Dit is het vervolg op mijn boek Donderkat. Ben je niet op zoek naar Donderkat, maar naar informatie over mij, kijk dan hier.

Donderkat wordt in stukjes op het net geplaatst terwijl ik het schrijf. Als het af is, maak ik er een boek van.
Let op: ik maak er een boek van. Je mag het lezen, doorsturen aan je vrienden, uitprinten en bewaren voor mijn part, maar wat je er niet mee mag doen is: boek van maken en verkopen. Ik moet ook ergens van leven, nietwaar?
Elke maandag, woensdag en vrijdag zet ik er een nieuw stukje bij; meestal 's nachts.
Veel plezier ermee!

maandag 25 februari 2013

Overbellerig

BEGIN / VORIGE / VOLGENDE


'Dat is gewoon een auto,' zei Michael.
'Neenee,' verbeterde ik hem, 'wat je daar hoort is niet gewoon een auto. Wat je daar hoort is hee, een auto, wat raar, die hoor je hier normaal nooit. Snap je het verschil?
'Ik hoor de hele dag door auto's' protesteerde Michael. 'De auto's van de snelweg, in de verte.'
Daar had hij gelijk in, maar ik had ook gelijk: we zaten nu al een week lang elke dag de hele dag op ons binnenplaatsje, en we hadden nog niet één keer een auto langs horen komen. In de pauperbuurten van Jalsk waren geen auto's. Niemand hier kon ze betalen. Een auto, dat was hier een grote bezienswaardigheid.
En nu stopte er één – een grote zware wagen zo te horen – vlak voor het hoofdkwartier van het ZMB.
'Gaat wij even een kijkje nemen?' vroeg Kwetter hoopvol.
Ja, wat dacht je.
We slopen het plaatsje over en openden het buitendeurtje op een kier.
Vlak voor ons stonden de soldaten van het ZMB. Netjes in de rij, met het geweer voor de borst.
Tegenover hen stond een kleine vrachtwagen met een open laadbak. In de laadbak zaten twee kerels met donkere zonnebrillen op. Ze hadden trouwens ook nog hele grote snorren; samen met de enorme spiegelbrillen bedekten die dingen zo ongeveer hun halve gezicht. Ze droegen net zulke geweren als het ZMB.
Uit de cabine van de vrachtwagen stapten twee kerels met de grootste snorren die ik ooit gezien had. Ze liepen op de veldmaarschalk af, gaven hem een hand en kletsten een tijdje in het Zuid-Mallotisch.
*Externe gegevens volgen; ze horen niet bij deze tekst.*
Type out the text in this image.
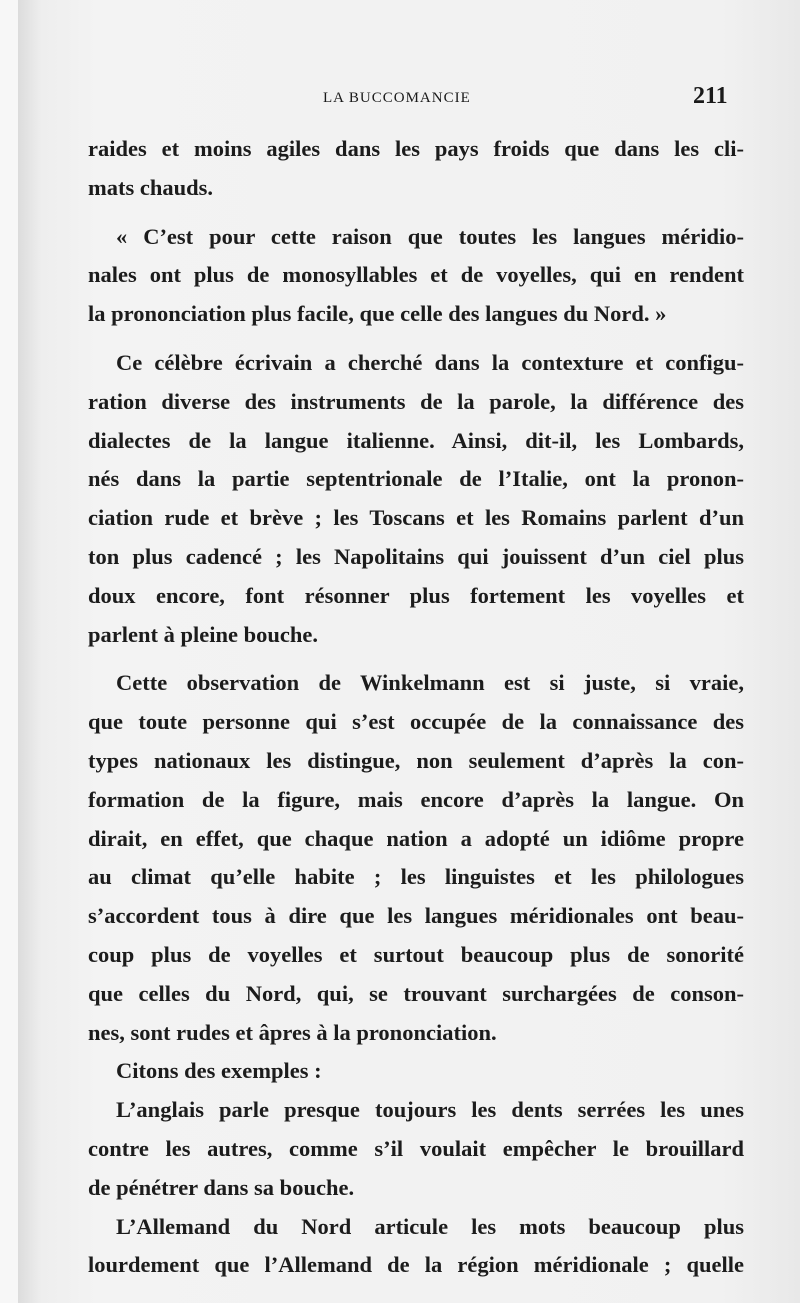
LA BUCCOMANCIE	211
raides et moins agiles dans les pays froids que dans les cli-
mats chauds.
« C’est pour cette raison que toutes les langues méridio-
nales ont plus de monosyllables et de voyelles, qui en rendent
la prononciation plus facile, que celle des langues du Nord. »
Ce célèbre écrivain a cherché dans la contexture et configu-
ration diverse des instruments de la parole, la différence des
dialectes de la langue italienne. Ainsi, dit-il, les Lombards,
nés dans la partie septentrionale de l’Italie, ont la pronon-
ciation rude et brève ; les Toscans et les Romains parlent d’un
ton plus cadencé ; les Napolitains qui jouissent d’un ciel plus
doux encore, font résonner plus fortement les voyelles et
parlent à pleine bouche.
Cette observation de Winkelmann est si juste, si vraie,
que toute personne qui s’est occupée de la connaissance des
types nationaux les distingue, non seulement d’après la con-
formation de la figure, mais encore d’après la langue. On
dirait, en effet, que chaque nation a adopté un idiôme propre
au climat qu’elle habite ; les linguistes et les philologues
s’accordent tous à dire que les langues méridionales ont beau-
coup plus de voyelles et surtout beaucoup plus de sonorité
que celles du Nord, qui, se trouvant surchargées de conson-
nes, sont rudes et âpres à la prononciation.
Citons des exemples :
L’anglais parle presque toujours les dents serrées les unes
contre les autres, comme s’il voulait empêcher le brouillard
de pénétrer dans sa bouche.
L’Allemand du Nord articule les mots beaucoup plus
lourdement que l’Allemand de la région méridionale ; quelle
Miguel gaf hen een klein, zwart koffertje.
'Geld,' fluisterde Michael. 'Dat koffertje zit tot de rand toe vol met geld.'
'Je meent het,' zei ik.
'Ja, echt hoor! Dat soort dingen weet ik allemaal, want ik...'
'...want jij speelt Bloederige Maffia-toestanden III,' vulde ik aan. 'Dat weten we nou onderhand wel. Heel leerzaam. Maar er zijn heus wel meer leerzame dingen: films en tv-series en zo. En iedereen die wel eens tv heeft gekeken, weet waar die koffertjes voor dienen. Die zijn er om vol te stoppen met bankbiljetten. Om precies te zijn: biljetten met niet-opeenvolgende serienummers. Wat dat ook wil zeggen.'
Michael moest tot zijn schaamte bekennen dat ook zijn leerzame spel niet precies had uitgelegd wat er precies zo fijn was aan niet-opeenvolgende serienummers, of wat dat eigenlijk waren.
Intussen waren de ZMB-soldaten, geholpen door de twee mannen uit de laadbak, de vrachtwagen aan het uitladen.
De wagen lag kennelijk vol met pakketjes, ongeveer zo groot als een volkorenbrood. De pakketjes zaten in kratten, die vanuit de laadbak op de schouders van de ZMB-jongens werden gelegd.
'Wegwezen,' fluisterde ik.
We renden sluipend terug naar de gang (sluipen en rennen tegelijkertijd is niet makkelijk. Mijn broer noemt dat 'slennen', maar ja, waarom zou je overal een nieuw woord voor moeten verzinnen? Dan heb je op het laatst net zoveel woorden als er dingen zijn, en dat zijn veel meer woorden dan een mens kan onthouden. Hoe kun je elkaar dan nog begrijpen? Dat 'slennen'-gedoe van mijn broer is overbodig en aanstellerig. Of, zoals hij het waarschijnlijk zou noemen: 'overbellerig') en verstopten ons in de keuken.